I think it's crazy for example, that when we try desperately to do everything to get everyone's approval (and some of us do this our whole lives), it never, ever works.  You'd think we'd notice this, but apparently we don't.

You'd think that by now we would have noticed that getting more and more stuff absolutely never, ever makes us happy.  After we've shown off our new stuff for a little while, we're back to square one wanting some more stuff.  Even considering the constant brainwashing of advertising, it looks like we would start seeing through it and turn our attention some place else - some place that would actually make us happy.

There's a huge amount of very reliable information about what will create a healthy body.  But either we don't believe it or we don't want to believe it.  Fresh fruit and vegetables.  Good protein.  Exercise and decreased stress.  Instead we take a lot of pills and gripe.  We're living longer but we're sicker. 
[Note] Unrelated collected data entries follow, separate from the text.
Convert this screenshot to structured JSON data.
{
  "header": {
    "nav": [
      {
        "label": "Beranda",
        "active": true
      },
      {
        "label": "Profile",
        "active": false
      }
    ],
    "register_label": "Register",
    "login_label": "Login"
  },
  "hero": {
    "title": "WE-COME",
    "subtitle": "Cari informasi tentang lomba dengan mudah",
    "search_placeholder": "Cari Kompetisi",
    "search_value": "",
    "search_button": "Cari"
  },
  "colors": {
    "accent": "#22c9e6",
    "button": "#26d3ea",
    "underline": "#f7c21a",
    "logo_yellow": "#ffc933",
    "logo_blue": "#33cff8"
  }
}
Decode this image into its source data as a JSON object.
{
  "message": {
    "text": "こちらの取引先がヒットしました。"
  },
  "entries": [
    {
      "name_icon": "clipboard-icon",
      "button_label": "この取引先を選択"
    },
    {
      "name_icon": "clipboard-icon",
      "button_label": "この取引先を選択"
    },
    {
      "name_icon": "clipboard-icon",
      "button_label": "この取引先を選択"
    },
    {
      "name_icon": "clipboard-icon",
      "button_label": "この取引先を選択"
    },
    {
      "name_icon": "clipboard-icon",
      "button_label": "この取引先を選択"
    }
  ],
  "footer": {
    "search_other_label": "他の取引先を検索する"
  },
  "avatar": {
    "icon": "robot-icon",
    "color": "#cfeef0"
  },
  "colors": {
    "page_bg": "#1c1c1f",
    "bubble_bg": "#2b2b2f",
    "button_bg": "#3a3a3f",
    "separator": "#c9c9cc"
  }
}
There's also an enormous amount of reliable information about how to parent, but it seems to me that most people just assume they already know how to do it.  Then we just do what our parents did without even thinking about it.  Hmmmm.  If we really wanted to create a better world, we'd be trying to find out how to parent so that our kids could grow up to be somewhat less dysfunctional.  I'm going to guess that if you chose ten people at random and had them explain what they thought a parent should do, all of them would have a different idea and be adamant that everyone but them was wrong.

Basic personal finance seems to be a mystery to a lot of us.  Things like paying for necessities before other things, saving for emergencies, how to earn more and spend less...Not a lot of us following these basics.

Then there's personal relations...Many of us seem to think that being critical, complaining incessantly, making demands on others, and trying to get others to be like we think they should be are the ways to have enjoyable relationships.  And, of course, those ways of being with people are destructive and cause nothing but trouble.

Health, relationships with others, basic finance and knowledge of how to be peaceful seem to be critical to our well-being.  But we seem to be ignoring them.
What's up with that?  People:  we be crazy.